Given that, and the alphabet soup of certifications and titles, how in the world is someone like your or me supposed to effectively sift through the bums to get to the gems? I spent a few hours talking to a “financial planner” several years ago and while he was a nice guy to talk to, he did more than offer up a few high priced mutual funds and insurance ideas. While the talk did introduce me to the idea of disability and term life insurance, I wasn’t really interested in learning more about them at the time and so our relationship ended. Was he a good planner? I have no idea because I have no way of determining that.
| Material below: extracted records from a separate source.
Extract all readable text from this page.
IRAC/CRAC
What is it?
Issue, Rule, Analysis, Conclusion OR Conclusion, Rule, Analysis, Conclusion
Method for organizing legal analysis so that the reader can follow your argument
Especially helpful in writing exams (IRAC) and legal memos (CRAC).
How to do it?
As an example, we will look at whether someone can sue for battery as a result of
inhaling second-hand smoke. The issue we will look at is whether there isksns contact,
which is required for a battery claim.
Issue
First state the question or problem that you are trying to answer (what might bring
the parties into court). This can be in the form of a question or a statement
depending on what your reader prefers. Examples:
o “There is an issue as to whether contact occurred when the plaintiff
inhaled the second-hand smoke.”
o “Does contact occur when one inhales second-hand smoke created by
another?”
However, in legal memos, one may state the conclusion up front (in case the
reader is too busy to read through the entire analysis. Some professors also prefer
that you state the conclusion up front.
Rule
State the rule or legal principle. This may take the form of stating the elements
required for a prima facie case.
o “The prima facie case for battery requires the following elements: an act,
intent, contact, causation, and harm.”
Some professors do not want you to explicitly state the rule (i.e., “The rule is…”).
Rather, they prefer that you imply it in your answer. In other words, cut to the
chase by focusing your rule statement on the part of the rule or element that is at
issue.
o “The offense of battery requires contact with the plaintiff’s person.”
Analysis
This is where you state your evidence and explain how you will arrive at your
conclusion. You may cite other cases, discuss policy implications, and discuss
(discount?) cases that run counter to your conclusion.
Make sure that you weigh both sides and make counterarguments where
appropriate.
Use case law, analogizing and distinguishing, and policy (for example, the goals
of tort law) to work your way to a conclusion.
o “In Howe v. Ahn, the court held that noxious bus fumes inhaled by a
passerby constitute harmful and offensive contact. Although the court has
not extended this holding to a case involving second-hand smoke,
Fortunately, a two year old article on how to evaluate a financial advisers from MarketWatch [3] is still pretty accurate. They recommend that you review three factors in a financial adviser:


First, you have evaluate their general credentials such as years of experience, number of clients, college degrees, and certifications. A planner should have a CFP (certified financial planner) certification from the CFP Board of Standards, Inc. [4] and you can confirm this by using their search tool [5]. An adviser should be an RIA (registered investment adviser) if they have their own firm or be an IAR (investment adviser representative) if they are independent contractors. RIAs and IARs will be registered with the Securities and Exchange Commission, you can look them up at the Investment Adviser Search tool [6]. An IAR or an RIA is not a certification, it’s merely a sign that the individual or firm is registered with the proper government agencies. It’s mostly paperwork, but something that should be done by reputable firms (Thanks Lily!).


Get the adviser’s or planner’s CRD (central registry depository) number and look them up at the FINRA (Financial Industry Regulatory Authority) BrokerCheck tool [7]. This can tell you if there are any problems with the person you’re looking to deal with. Another suggestion they give is to check to see if your adviser has a criminal record because a criminal record doesn’t prevent someone from obtaining a securities license (surprising, but true). That being said, a criminal record doesn’t necessarily mean the person is a bad adviser or hasn’t been reformed but to each their own.

Business Practices

Ask how the adviser is paid. The rule of thumb is that you always want to pay an adviser for their time, i.e. a fee-only adviser, rather than someone who earns a commission based on the investments you choose. In my case, my adviser a few years ago was free but earned a commission when I bought insurance or mutual funds through him. That always brings up the question of conflict of interest, is he steering me towards a product because it’s the best one for me or because he earns a commission? After figuring out compensation, talk about how you will conduct business. How often will you meet, how often will you talk on the phone, who else will join you in meetings, etc. Get a good feeling for how things will proceed.

Lastly, they recommend that you don’t choose someone based on their personality or sales skills, which I agree. However, after you’ve done your due diligence in the three areas outlined above, I think it’s important that you do pick someone who you can get along with. It should be the last gate in the decision making process, not the only gate.

Jeremy at GenXFinance just pointed me to an article he wrote for About.com, “the best article ever written on the subject,” Finding a Financial Advisor [8] that I found pretty informative. (Best? I don’t know… but pretty good :))

Do you have an adviser or planner (or are you a adviser or planner) and have any insight into this?